Por Redação | 11.07.2016 às 22:57

De acordo com um relatório divulgado nesta segunda-feira (11) pelo Wall Street Journal, a Securities and Exchange Commission (SEC) está investigando a Tesla Motors. Para as autoridades norte-americanas, a montadora falhou ao não comunicar a tempo os investidores sobre o acidente fatal relacionado ao uso do piloto automático de seu Model S, caso que se tornou público apenas recentemente.

No dia 7 de maio, um motorista de 40 anos acabou morrendo em uma colisão com um caminhão em uma estrada na Flórida, Estados Unidos. Durante o acidente, o condutor estava com o recurso de piloto automático em funcionamento, demonstrando falha no sistema da companhia. Segundo algumas informações, no momento da batida a Tesla soube sobre a colisão, mas alertou os investigadores de segurança automotiva sobre o caso apenas no dia 16 de maio.

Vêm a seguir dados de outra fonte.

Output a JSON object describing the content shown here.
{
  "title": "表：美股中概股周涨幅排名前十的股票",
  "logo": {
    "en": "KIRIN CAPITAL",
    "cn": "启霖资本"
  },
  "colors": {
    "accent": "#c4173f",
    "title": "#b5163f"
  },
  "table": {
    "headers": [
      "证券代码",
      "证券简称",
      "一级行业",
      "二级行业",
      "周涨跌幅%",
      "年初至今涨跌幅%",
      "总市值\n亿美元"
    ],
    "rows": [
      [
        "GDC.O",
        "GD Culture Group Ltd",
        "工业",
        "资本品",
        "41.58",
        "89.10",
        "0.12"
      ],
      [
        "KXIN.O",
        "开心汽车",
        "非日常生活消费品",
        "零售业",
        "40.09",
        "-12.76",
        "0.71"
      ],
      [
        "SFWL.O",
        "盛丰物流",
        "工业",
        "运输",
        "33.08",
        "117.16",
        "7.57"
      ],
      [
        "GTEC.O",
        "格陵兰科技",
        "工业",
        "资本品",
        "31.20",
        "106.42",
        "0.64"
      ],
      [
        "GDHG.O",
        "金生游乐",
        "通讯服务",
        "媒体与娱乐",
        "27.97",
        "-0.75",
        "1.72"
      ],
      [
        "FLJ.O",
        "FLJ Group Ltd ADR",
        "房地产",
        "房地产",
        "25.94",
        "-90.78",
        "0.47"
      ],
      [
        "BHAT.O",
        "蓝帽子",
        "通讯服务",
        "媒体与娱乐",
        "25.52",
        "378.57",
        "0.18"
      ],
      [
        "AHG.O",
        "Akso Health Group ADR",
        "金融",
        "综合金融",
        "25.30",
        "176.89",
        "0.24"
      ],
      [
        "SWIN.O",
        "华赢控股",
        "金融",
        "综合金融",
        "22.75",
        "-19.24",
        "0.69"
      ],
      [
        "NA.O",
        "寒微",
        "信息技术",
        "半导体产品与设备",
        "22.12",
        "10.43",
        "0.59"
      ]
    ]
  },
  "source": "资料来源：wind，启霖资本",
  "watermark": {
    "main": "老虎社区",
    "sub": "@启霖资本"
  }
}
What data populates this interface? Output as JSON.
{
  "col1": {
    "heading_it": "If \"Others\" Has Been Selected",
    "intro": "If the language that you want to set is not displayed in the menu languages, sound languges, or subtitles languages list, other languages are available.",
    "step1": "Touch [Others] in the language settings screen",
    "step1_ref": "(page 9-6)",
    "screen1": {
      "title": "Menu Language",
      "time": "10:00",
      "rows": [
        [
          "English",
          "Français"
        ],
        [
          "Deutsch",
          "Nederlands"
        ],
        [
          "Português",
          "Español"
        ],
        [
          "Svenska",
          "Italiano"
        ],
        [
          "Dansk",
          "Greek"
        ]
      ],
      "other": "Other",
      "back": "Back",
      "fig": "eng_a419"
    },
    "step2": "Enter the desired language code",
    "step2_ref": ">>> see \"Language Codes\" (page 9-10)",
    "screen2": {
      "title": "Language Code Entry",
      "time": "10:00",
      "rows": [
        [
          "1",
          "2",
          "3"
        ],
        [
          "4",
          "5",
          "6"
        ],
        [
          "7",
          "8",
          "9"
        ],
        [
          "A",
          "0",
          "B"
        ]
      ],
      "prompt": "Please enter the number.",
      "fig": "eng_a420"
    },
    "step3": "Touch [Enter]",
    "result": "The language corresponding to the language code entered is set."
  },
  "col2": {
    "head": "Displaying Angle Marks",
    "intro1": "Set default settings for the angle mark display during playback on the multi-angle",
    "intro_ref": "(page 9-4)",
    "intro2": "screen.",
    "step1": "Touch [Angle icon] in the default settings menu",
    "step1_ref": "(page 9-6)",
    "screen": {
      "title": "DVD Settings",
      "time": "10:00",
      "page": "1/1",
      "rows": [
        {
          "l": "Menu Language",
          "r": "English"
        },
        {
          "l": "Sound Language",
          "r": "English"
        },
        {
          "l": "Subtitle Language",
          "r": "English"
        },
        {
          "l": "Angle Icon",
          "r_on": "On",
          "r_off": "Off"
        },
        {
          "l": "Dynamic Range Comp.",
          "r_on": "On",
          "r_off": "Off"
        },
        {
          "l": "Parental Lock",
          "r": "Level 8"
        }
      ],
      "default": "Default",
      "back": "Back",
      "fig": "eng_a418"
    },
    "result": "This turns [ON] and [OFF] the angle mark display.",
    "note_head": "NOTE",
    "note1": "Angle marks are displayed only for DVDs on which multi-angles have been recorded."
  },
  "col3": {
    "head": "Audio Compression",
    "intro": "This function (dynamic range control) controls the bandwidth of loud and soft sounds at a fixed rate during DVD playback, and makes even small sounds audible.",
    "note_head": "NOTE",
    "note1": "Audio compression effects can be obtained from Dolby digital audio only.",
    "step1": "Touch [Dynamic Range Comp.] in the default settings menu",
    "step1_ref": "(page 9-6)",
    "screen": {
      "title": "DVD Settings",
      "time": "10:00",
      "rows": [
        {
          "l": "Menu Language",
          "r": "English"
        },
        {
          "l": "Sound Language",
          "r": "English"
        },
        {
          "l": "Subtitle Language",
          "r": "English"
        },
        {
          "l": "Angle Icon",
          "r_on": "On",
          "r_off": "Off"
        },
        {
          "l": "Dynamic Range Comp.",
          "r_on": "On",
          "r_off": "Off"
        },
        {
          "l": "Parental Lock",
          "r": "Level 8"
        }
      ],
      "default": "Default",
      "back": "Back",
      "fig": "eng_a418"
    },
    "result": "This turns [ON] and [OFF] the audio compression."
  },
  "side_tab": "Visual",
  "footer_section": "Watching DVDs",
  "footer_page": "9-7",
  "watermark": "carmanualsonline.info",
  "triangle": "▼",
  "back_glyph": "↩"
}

Apesar de ter repassado as informações, a acusação é de que a Tesla não divulgou o acidente aos investidores antes de fechar uma venda de ações no valor de US$ 2 bilhões – o que a SEC está considerando desonesto, já que os executivos efetuaram as transações confiando na segurança da tecnologia. Como resposta sobre o assunto, a montadora afirmou que quando contatou os investigadores sobre o acidente, em 16 de maio, tinha apenas começado a sua própria investigação interna.

De acordo com a companhia, a extensão dos danos ao veículo acabou limitando a capacidade de recuperar os dados remotamente, e que, portanto, um investigador da própria Tesla acabou conseguindo viajar para a Flórida apenas no dia 18 de maio para inspecionar o carro e o local do acidente. Ainda segundo a Tesla, uma semana a mais foi necessária para o reconhecimento oficial do acidente, já que a revisão dos relatórios foi concluída somente durante a última semana de maio.

As investigações por parte da SEC ainda estão em fase inicial. Em comunicado, a Tesla afirmou que até o momento não recebeu notificações por parte do órgão regulador.